Conflict of Interest Disclosures: Dr Hadziselimovic reported receiving grants from the Research Foundation of Bispebjerg University Hospital and Gangstedfonden during the conduct of the study. Dr Olsen reported receiving diagnostic kits for NT-proBNP from Roche during the conduct of the study. Dr Kesäniemi reported receiving grants from Merck during the conduct of the study. Dr Ray reported receiving travel expenses from Merck to attend SEAS steering committee meetings during the conduct of the study. Dr Rossebø reported receiving consulting fees from Merck and Schering-Plough during the SEAS trial. Dr Willenheimer reported receiving consultant fees from Lund University Heart Health Group during the conduct of the study. Dr Nielsen reported receiving assays from Roche Diagnostics Denmark for NT-proBNP measurements during the conduct of the study and fees from Roche Diagnostics Denmark for oral presentation outside the submitted work. No other disclosures were reported.

Figures

Figure 1.. Cumulative Incidence of Aortic Valve Events During Follow-up

Patients with mild (A) and moderate (B) aortic stenosis (AS) stratified by normal vs increased adjusted levels of N-terminal pro-brain natriuretic peptide (NT-proBNP) at year 1 (n = 1644). Sensitivity analysis showing cumulative incidence of aortic valve events stratified by NT-proBNP levels and change in levels (above and below 1.5-fold) during 1 year for patients with mild (C) and moderate (D) aortic stenosis (n = 1594). NT-proBNP ratio = NT-proBNP / upper limit of normal, specific for age and sex. NT-proBNP change = (NT-proBNP at year 1) / (NT-proBNP at year 0).

Figure 2.. Restricted Cubic Splines With Hazard Ratios for Aortic Valve Events

HR indicates hazard ratio; NT-proBNP, N-terminal pro-brain natriuretic peptide.

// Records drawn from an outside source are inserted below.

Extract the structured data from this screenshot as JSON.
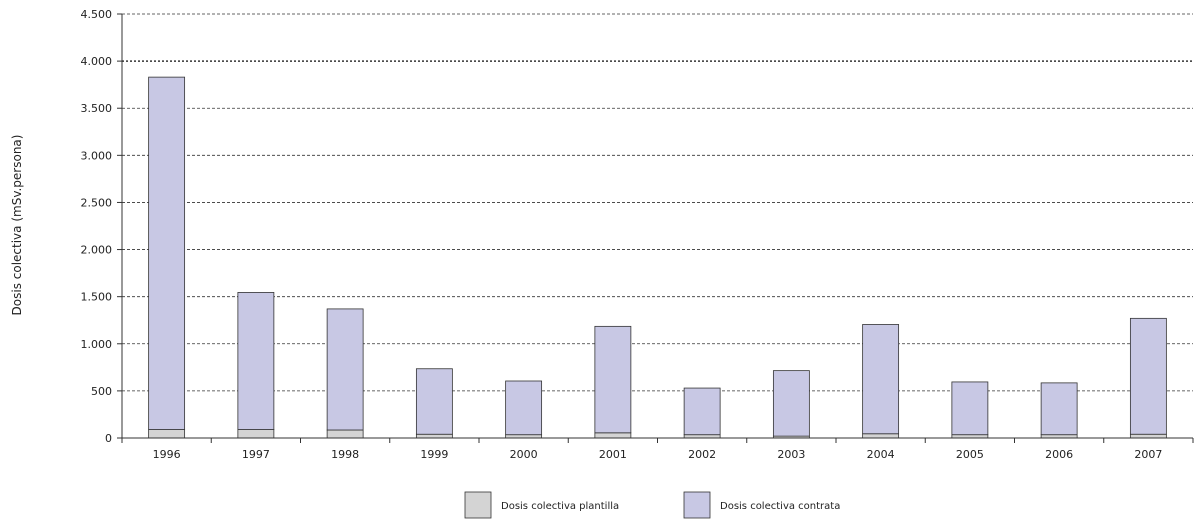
{
  "chart_data": {
    "type": "bar",
    "stacked": true,
    "ylabel": "Dosis colectiva (mSv.persona)",
    "ylim": [
      0,
      4500
    ],
    "y_ticks": [
      0,
      500,
      1000,
      1500,
      2000,
      2500,
      3000,
      3500,
      4000,
      4500
    ],
    "y_tick_labels": [
      "0",
      "500",
      "1.000",
      "1.500",
      "2.000",
      "2.500",
      "3.000",
      "3.500",
      "4.000",
      "4.500"
    ],
    "categories": [
      "1996",
      "1997",
      "1998",
      "1999",
      "2000",
      "2001",
      "2002",
      "2003",
      "2004",
      "2005",
      "2006",
      "2007"
    ],
    "series": [
      {
        "name": "Dosis colectiva plantilla",
        "color": "#d4d4d4",
        "values": [
          90,
          90,
          85,
          40,
          35,
          55,
          35,
          20,
          45,
          35,
          35,
          40
        ]
      },
      {
        "name": "Dosis colectiva contrata",
        "color": "#c8c8e4",
        "values": [
          3740,
          1455,
          1285,
          695,
          570,
          1130,
          495,
          695,
          1160,
          560,
          550,
          1230
        ]
      }
    ],
    "grid": true,
    "legend_position": "bottom"
  }
}
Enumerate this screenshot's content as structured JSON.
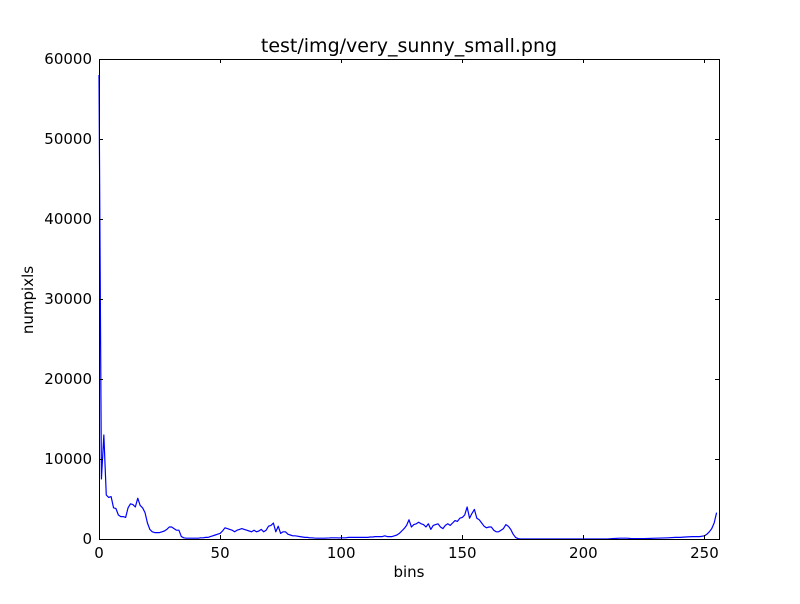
{
  "chart_data": {
    "type": "line",
    "title": "test/img/very_sunny_small.png",
    "xlabel": "bins",
    "ylabel": "numpixls",
    "xlim": [
      0,
      256
    ],
    "ylim": [
      0,
      60000
    ],
    "xticks": [
      0,
      50,
      100,
      150,
      200,
      250
    ],
    "yticks": [
      0,
      10000,
      20000,
      30000,
      40000,
      50000,
      60000
    ],
    "xtick_labels": [
      "0",
      "50",
      "100",
      "150",
      "200",
      "250"
    ],
    "ytick_labels": [
      "0",
      "10000",
      "20000",
      "30000",
      "40000",
      "50000",
      "60000"
    ],
    "grid": false,
    "line_color": "#0000ff",
    "series": [
      {
        "points": [
          [
            0,
            58000
          ],
          [
            1,
            7500
          ],
          [
            2,
            13000
          ],
          [
            3,
            5500
          ],
          [
            4,
            5200
          ],
          [
            5,
            5300
          ],
          [
            6,
            3900
          ],
          [
            7,
            3800
          ],
          [
            8,
            3000
          ],
          [
            9,
            2800
          ],
          [
            10,
            2800
          ],
          [
            11,
            2700
          ],
          [
            12,
            3900
          ],
          [
            13,
            4400
          ],
          [
            14,
            4300
          ],
          [
            15,
            4000
          ],
          [
            16,
            5100
          ],
          [
            17,
            4200
          ],
          [
            18,
            3900
          ],
          [
            19,
            3300
          ],
          [
            20,
            2000
          ],
          [
            21,
            1200
          ],
          [
            22,
            900
          ],
          [
            23,
            800
          ],
          [
            24,
            800
          ],
          [
            25,
            800
          ],
          [
            26,
            900
          ],
          [
            27,
            1000
          ],
          [
            28,
            1200
          ],
          [
            29,
            1500
          ],
          [
            30,
            1500
          ],
          [
            31,
            1300
          ],
          [
            32,
            1100
          ],
          [
            33,
            1100
          ],
          [
            34,
            300
          ],
          [
            35,
            150
          ],
          [
            36,
            100
          ],
          [
            37,
            100
          ],
          [
            38,
            100
          ],
          [
            39,
            100
          ],
          [
            40,
            100
          ],
          [
            41,
            100
          ],
          [
            42,
            150
          ],
          [
            43,
            150
          ],
          [
            44,
            200
          ],
          [
            45,
            200
          ],
          [
            46,
            300
          ],
          [
            47,
            400
          ],
          [
            48,
            500
          ],
          [
            49,
            600
          ],
          [
            50,
            700
          ],
          [
            51,
            1000
          ],
          [
            52,
            1400
          ],
          [
            53,
            1300
          ],
          [
            54,
            1200
          ],
          [
            55,
            1100
          ],
          [
            56,
            900
          ],
          [
            57,
            1100
          ],
          [
            58,
            1200
          ],
          [
            59,
            1300
          ],
          [
            60,
            1200
          ],
          [
            61,
            1100
          ],
          [
            62,
            1000
          ],
          [
            63,
            900
          ],
          [
            64,
            1100
          ],
          [
            65,
            900
          ],
          [
            66,
            1000
          ],
          [
            67,
            1200
          ],
          [
            68,
            900
          ],
          [
            69,
            1100
          ],
          [
            70,
            1600
          ],
          [
            71,
            1700
          ],
          [
            72,
            2000
          ],
          [
            73,
            900
          ],
          [
            74,
            1600
          ],
          [
            75,
            700
          ],
          [
            76,
            900
          ],
          [
            77,
            900
          ],
          [
            78,
            600
          ],
          [
            79,
            500
          ],
          [
            80,
            400
          ],
          [
            81,
            400
          ],
          [
            82,
            350
          ],
          [
            83,
            300
          ],
          [
            84,
            250
          ],
          [
            85,
            200
          ],
          [
            86,
            200
          ],
          [
            87,
            150
          ],
          [
            88,
            150
          ],
          [
            89,
            120
          ],
          [
            90,
            100
          ],
          [
            91,
            100
          ],
          [
            92,
            100
          ],
          [
            93,
            100
          ],
          [
            94,
            120
          ],
          [
            95,
            130
          ],
          [
            96,
            150
          ],
          [
            97,
            150
          ],
          [
            98,
            150
          ],
          [
            99,
            130
          ],
          [
            100,
            150
          ],
          [
            101,
            150
          ],
          [
            102,
            150
          ],
          [
            103,
            200
          ],
          [
            104,
            200
          ],
          [
            105,
            200
          ],
          [
            106,
            200
          ],
          [
            107,
            200
          ],
          [
            108,
            200
          ],
          [
            109,
            200
          ],
          [
            110,
            200
          ],
          [
            111,
            200
          ],
          [
            112,
            250
          ],
          [
            113,
            250
          ],
          [
            114,
            300
          ],
          [
            115,
            300
          ],
          [
            116,
            300
          ],
          [
            117,
            300
          ],
          [
            118,
            400
          ],
          [
            119,
            300
          ],
          [
            120,
            300
          ],
          [
            121,
            300
          ],
          [
            122,
            400
          ],
          [
            123,
            500
          ],
          [
            124,
            700
          ],
          [
            125,
            1000
          ],
          [
            126,
            1300
          ],
          [
            127,
            1700
          ],
          [
            128,
            2400
          ],
          [
            129,
            1500
          ],
          [
            130,
            1800
          ],
          [
            131,
            1900
          ],
          [
            132,
            2100
          ],
          [
            133,
            1900
          ],
          [
            134,
            1800
          ],
          [
            135,
            1500
          ],
          [
            136,
            1900
          ],
          [
            137,
            1200
          ],
          [
            138,
            1700
          ],
          [
            139,
            1800
          ],
          [
            140,
            1900
          ],
          [
            141,
            1500
          ],
          [
            142,
            1300
          ],
          [
            143,
            1700
          ],
          [
            144,
            1900
          ],
          [
            145,
            1700
          ],
          [
            146,
            2000
          ],
          [
            147,
            2300
          ],
          [
            148,
            2200
          ],
          [
            149,
            2600
          ],
          [
            150,
            2700
          ],
          [
            151,
            3000
          ],
          [
            152,
            4000
          ],
          [
            153,
            2600
          ],
          [
            154,
            3200
          ],
          [
            155,
            3700
          ],
          [
            156,
            2600
          ],
          [
            157,
            2400
          ],
          [
            158,
            2000
          ],
          [
            159,
            1600
          ],
          [
            160,
            1400
          ],
          [
            161,
            1500
          ],
          [
            162,
            1500
          ],
          [
            163,
            1100
          ],
          [
            164,
            900
          ],
          [
            165,
            900
          ],
          [
            166,
            1100
          ],
          [
            167,
            1300
          ],
          [
            168,
            1800
          ],
          [
            169,
            1600
          ],
          [
            170,
            1200
          ],
          [
            171,
            600
          ],
          [
            172,
            200
          ],
          [
            173,
            50
          ],
          [
            174,
            0
          ],
          [
            175,
            0
          ],
          [
            180,
            0
          ],
          [
            190,
            0
          ],
          [
            200,
            0
          ],
          [
            210,
            0
          ],
          [
            212,
            50
          ],
          [
            215,
            100
          ],
          [
            218,
            100
          ],
          [
            220,
            50
          ],
          [
            225,
            50
          ],
          [
            230,
            100
          ],
          [
            235,
            150
          ],
          [
            238,
            200
          ],
          [
            240,
            200
          ],
          [
            242,
            250
          ],
          [
            245,
            300
          ],
          [
            248,
            300
          ],
          [
            250,
            400
          ],
          [
            251,
            600
          ],
          [
            252,
            900
          ],
          [
            253,
            1300
          ],
          [
            254,
            2000
          ],
          [
            255,
            3300
          ]
        ]
      }
    ]
  }
}
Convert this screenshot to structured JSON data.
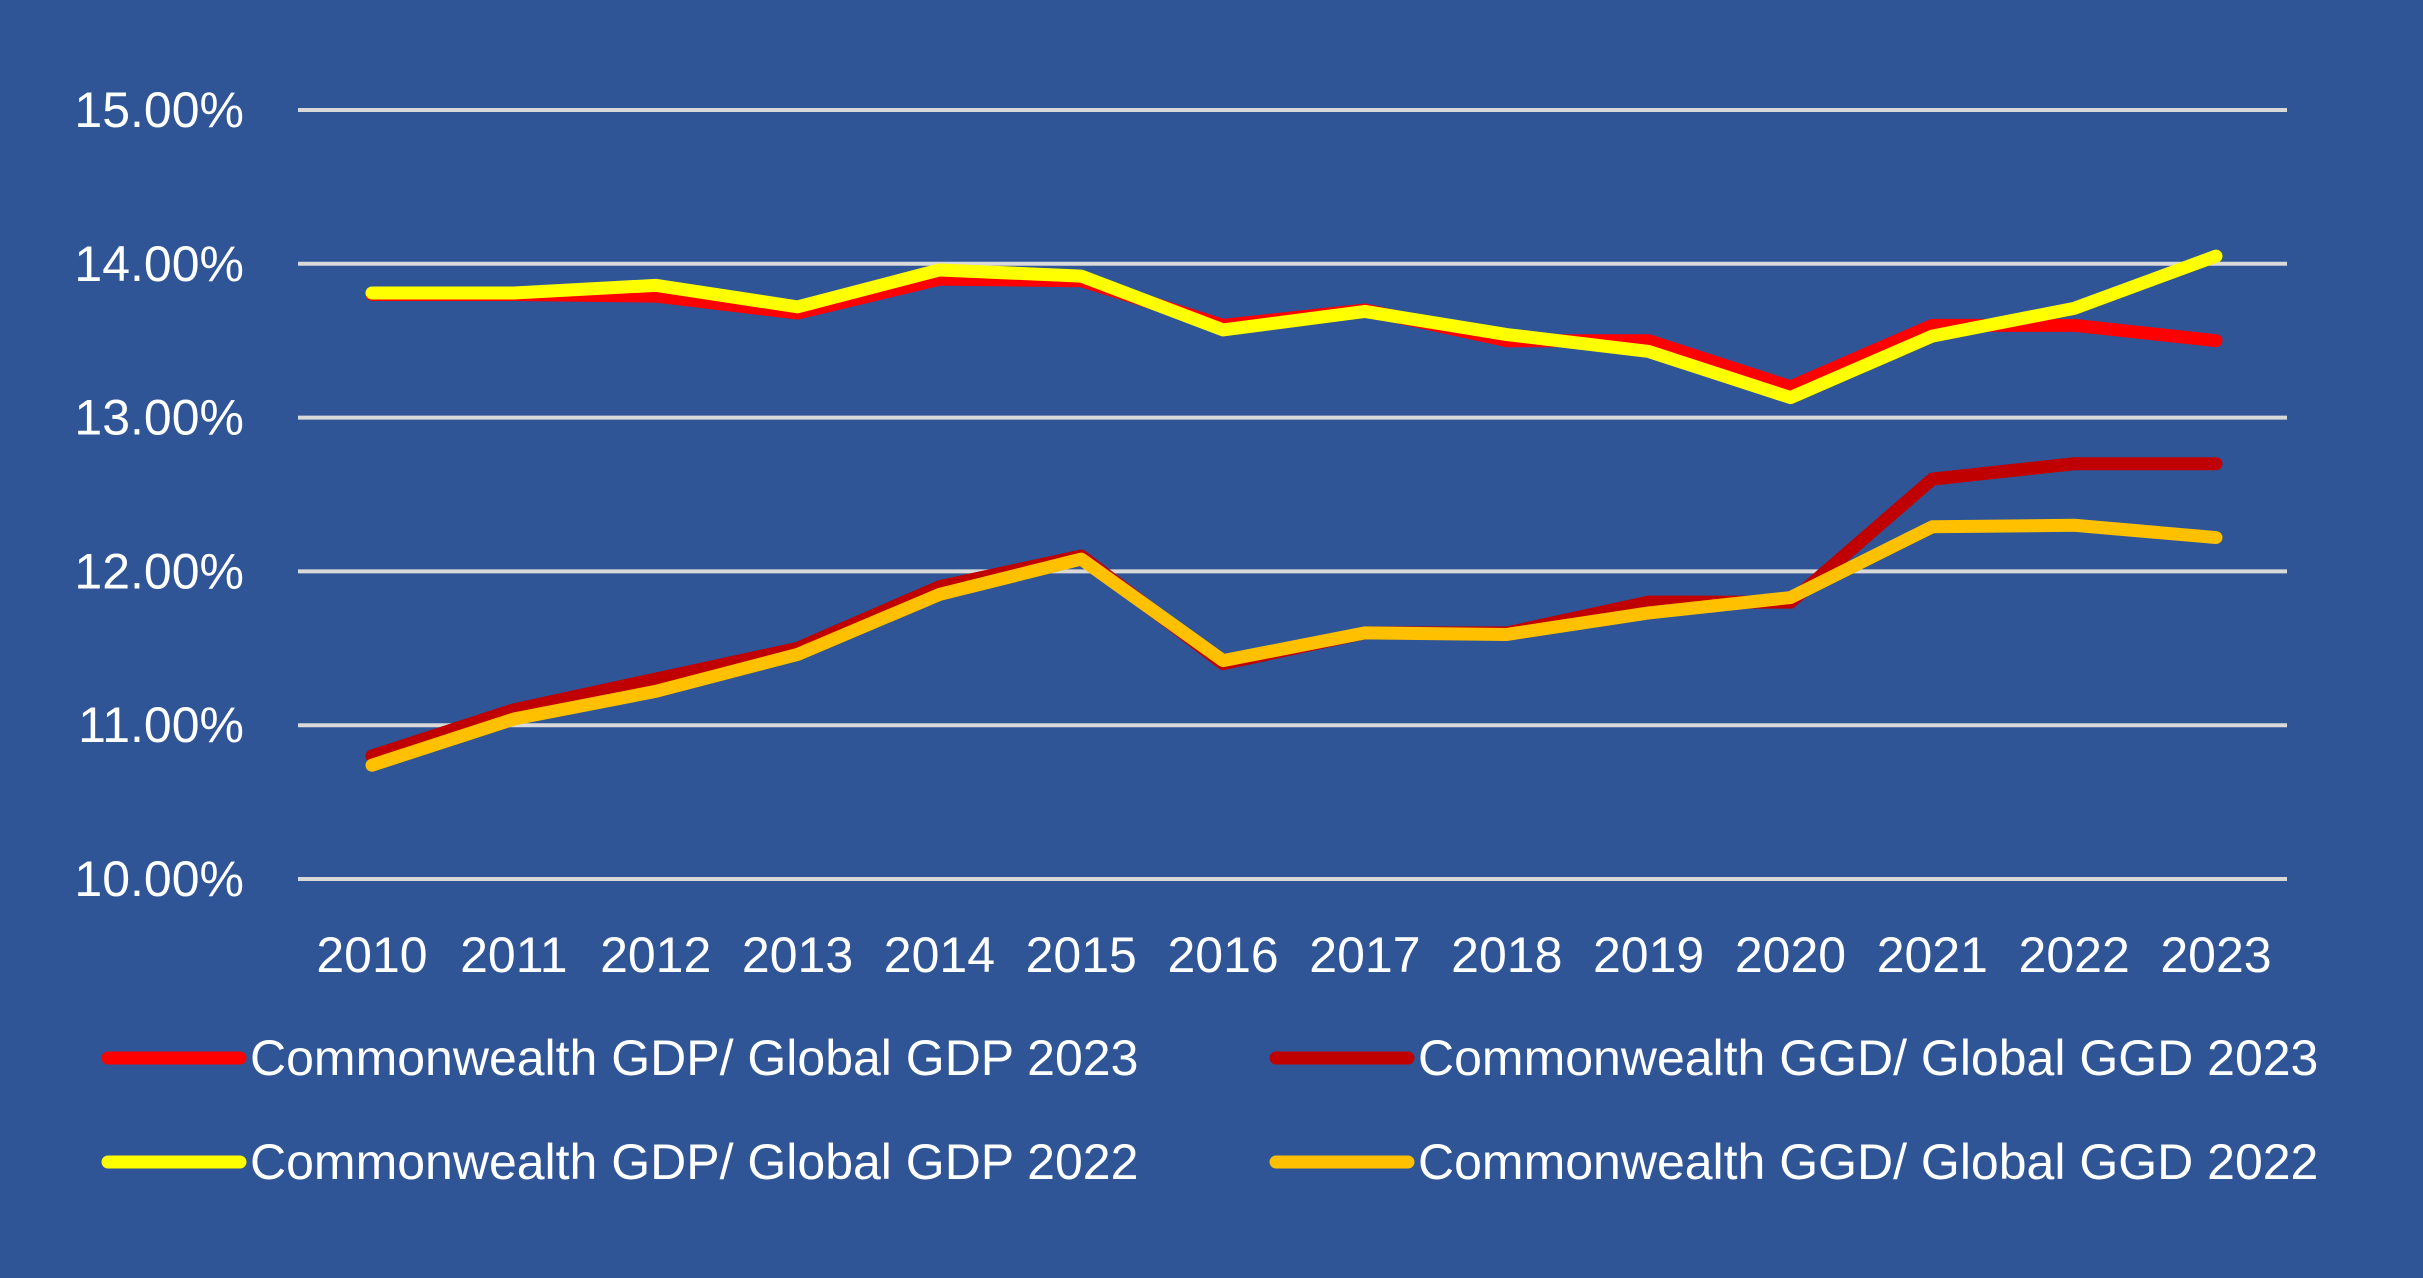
{
  "chart_data": {
    "type": "line",
    "categories": [
      "2010",
      "2011",
      "2012",
      "2013",
      "2014",
      "2015",
      "2016",
      "2017",
      "2018",
      "2019",
      "2020",
      "2021",
      "2022",
      "2023"
    ],
    "ylim": [
      10,
      15
    ],
    "yticks": [
      "10.00%",
      "11.00%",
      "12.00%",
      "13.00%",
      "14.00%",
      "15.00%"
    ],
    "grid": true,
    "legend_position": "bottom",
    "background": "#2F5597",
    "series": [
      {
        "name": "Commonwealth GDP/ Global GDP 2023",
        "color": "#FF0000",
        "values": [
          13.8,
          13.8,
          13.79,
          13.68,
          13.9,
          13.89,
          13.6,
          13.7,
          13.5,
          13.5,
          13.2,
          13.6,
          13.6,
          13.5
        ]
      },
      {
        "name": "Commonwealth GGD/ Global GGD 2023",
        "color": "#C00000",
        "values": [
          10.8,
          11.1,
          11.3,
          11.5,
          11.9,
          12.1,
          11.4,
          11.6,
          11.6,
          11.8,
          11.8,
          12.6,
          12.7,
          12.7
        ]
      },
      {
        "name": "Commonwealth GDP/ Global GDP 2022",
        "color": "#FFFF00",
        "values": [
          13.81,
          13.81,
          13.86,
          13.72,
          13.96,
          13.92,
          13.57,
          13.69,
          13.54,
          13.43,
          13.13,
          13.53,
          13.71,
          14.05
        ]
      },
      {
        "name": "Commonwealth GGD/ Global GGD 2022",
        "color": "#FFC000",
        "values": [
          10.74,
          11.04,
          11.22,
          11.46,
          11.85,
          12.08,
          11.42,
          11.6,
          11.59,
          11.73,
          11.83,
          12.29,
          12.3,
          12.22
        ]
      }
    ]
  }
}
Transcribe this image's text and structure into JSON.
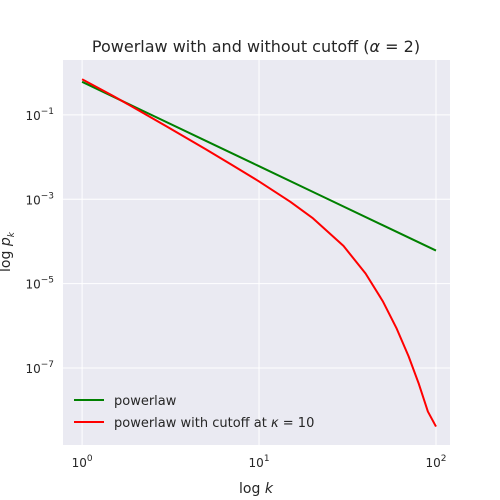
{
  "chart_data": {
    "type": "line",
    "title_main": "Powerlaw with and without cutoff (",
    "title_var": "α",
    "title_rest": " = 2)",
    "xlabel_prefix": "log ",
    "xlabel_var": "k",
    "ylabel_prefix": "log ",
    "ylabel_var": "p",
    "ylabel_sub": "k",
    "xscale": "log",
    "yscale": "log",
    "xlim": [
      0.78,
      120
    ],
    "ylim": [
      1.5e-09,
      2.0
    ],
    "grid": true,
    "legend_position": "lower-left",
    "x_ticks": [
      {
        "value": 1,
        "base": "10",
        "exp": "0"
      },
      {
        "value": 10,
        "base": "10",
        "exp": "1"
      },
      {
        "value": 100,
        "base": "10",
        "exp": "2"
      }
    ],
    "y_ticks": [
      {
        "value": 0.1,
        "base": "10",
        "exp": "−1"
      },
      {
        "value": 0.001,
        "base": "10",
        "exp": "−3"
      },
      {
        "value": 1e-05,
        "base": "10",
        "exp": "−5"
      },
      {
        "value": 1e-07,
        "base": "10",
        "exp": "−7"
      }
    ],
    "series": [
      {
        "name": "powerlaw",
        "legend_prefix": "powerlaw",
        "legend_var": "",
        "legend_rest": "",
        "color": "#008000",
        "x": [
          1,
          2,
          5,
          10,
          20,
          50,
          100
        ],
        "y": [
          0.608,
          0.152,
          0.0243,
          0.00608,
          0.00152,
          0.000243,
          6.08e-05
        ]
      },
      {
        "name": "powerlaw with cutoff at κ = 10",
        "legend_prefix": "powerlaw with cutoff at ",
        "legend_var": "κ",
        "legend_rest": " = 10",
        "color": "#ff0000",
        "x": [
          1,
          1.5,
          2,
          3,
          5,
          7,
          10,
          15,
          20,
          30,
          40,
          50,
          60,
          70,
          80,
          90,
          100
        ],
        "y": [
          0.7,
          0.28,
          0.142,
          0.0535,
          0.0153,
          0.00658,
          0.00265,
          0.000878,
          0.000364,
          7.85e-05,
          1.74e-05,
          3.86e-06,
          8.55e-07,
          1.9e-07,
          4.21e-08,
          9.3e-09,
          4.1e-09
        ]
      }
    ]
  }
}
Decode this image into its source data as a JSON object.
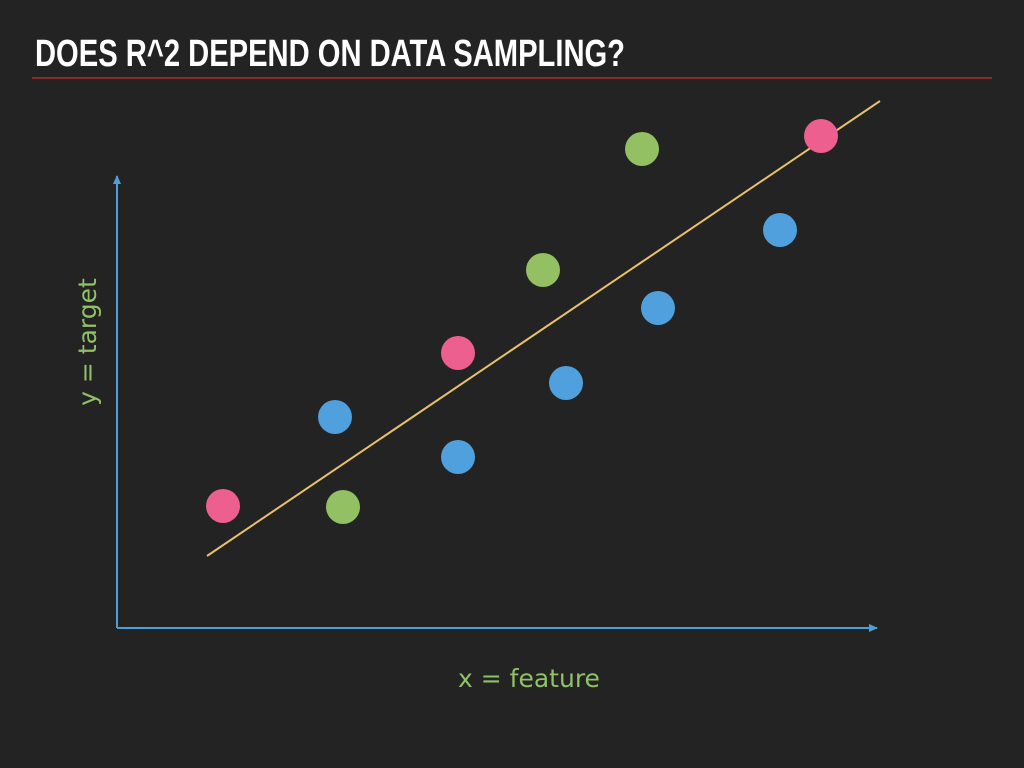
{
  "header": {
    "title": "DOES R^2 DEPEND ON DATA SAMPLING?"
  },
  "axes": {
    "y_label": "y = target",
    "x_label": "x = feature"
  }
}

Figure 3.. Association of N-Terminal Pro-Brain Natriuretic Peptide (NT-proBNP) Levels at Year 1 Combined With NT-proBNP Level Change During 1 Year With Outcomes

Multivariable Cox proportional hazards regression model for aortic valve events (composite of aortic valve replacement, cardiovascular death and/or hospitalization with heart failure due to aortic stenosis) and all-cause mortality as the first event during 2 years of follow-up (year 1 to year 3) for combinations of normal and increased NT-proBNP levels at year 1 and NT-proBNP level change from baseline to year 1 above or below 1.5. In addition to shown variables, the model was adjusted for age, sex, systolic blood pressure, body mass index, diuretic treatment, and creatinine level at baseline (year 0), transaortic maximal velocity at baseline and year 1, and annual change of transaortic maximal velocity between baseline and year 1. NE indicates nonestimable.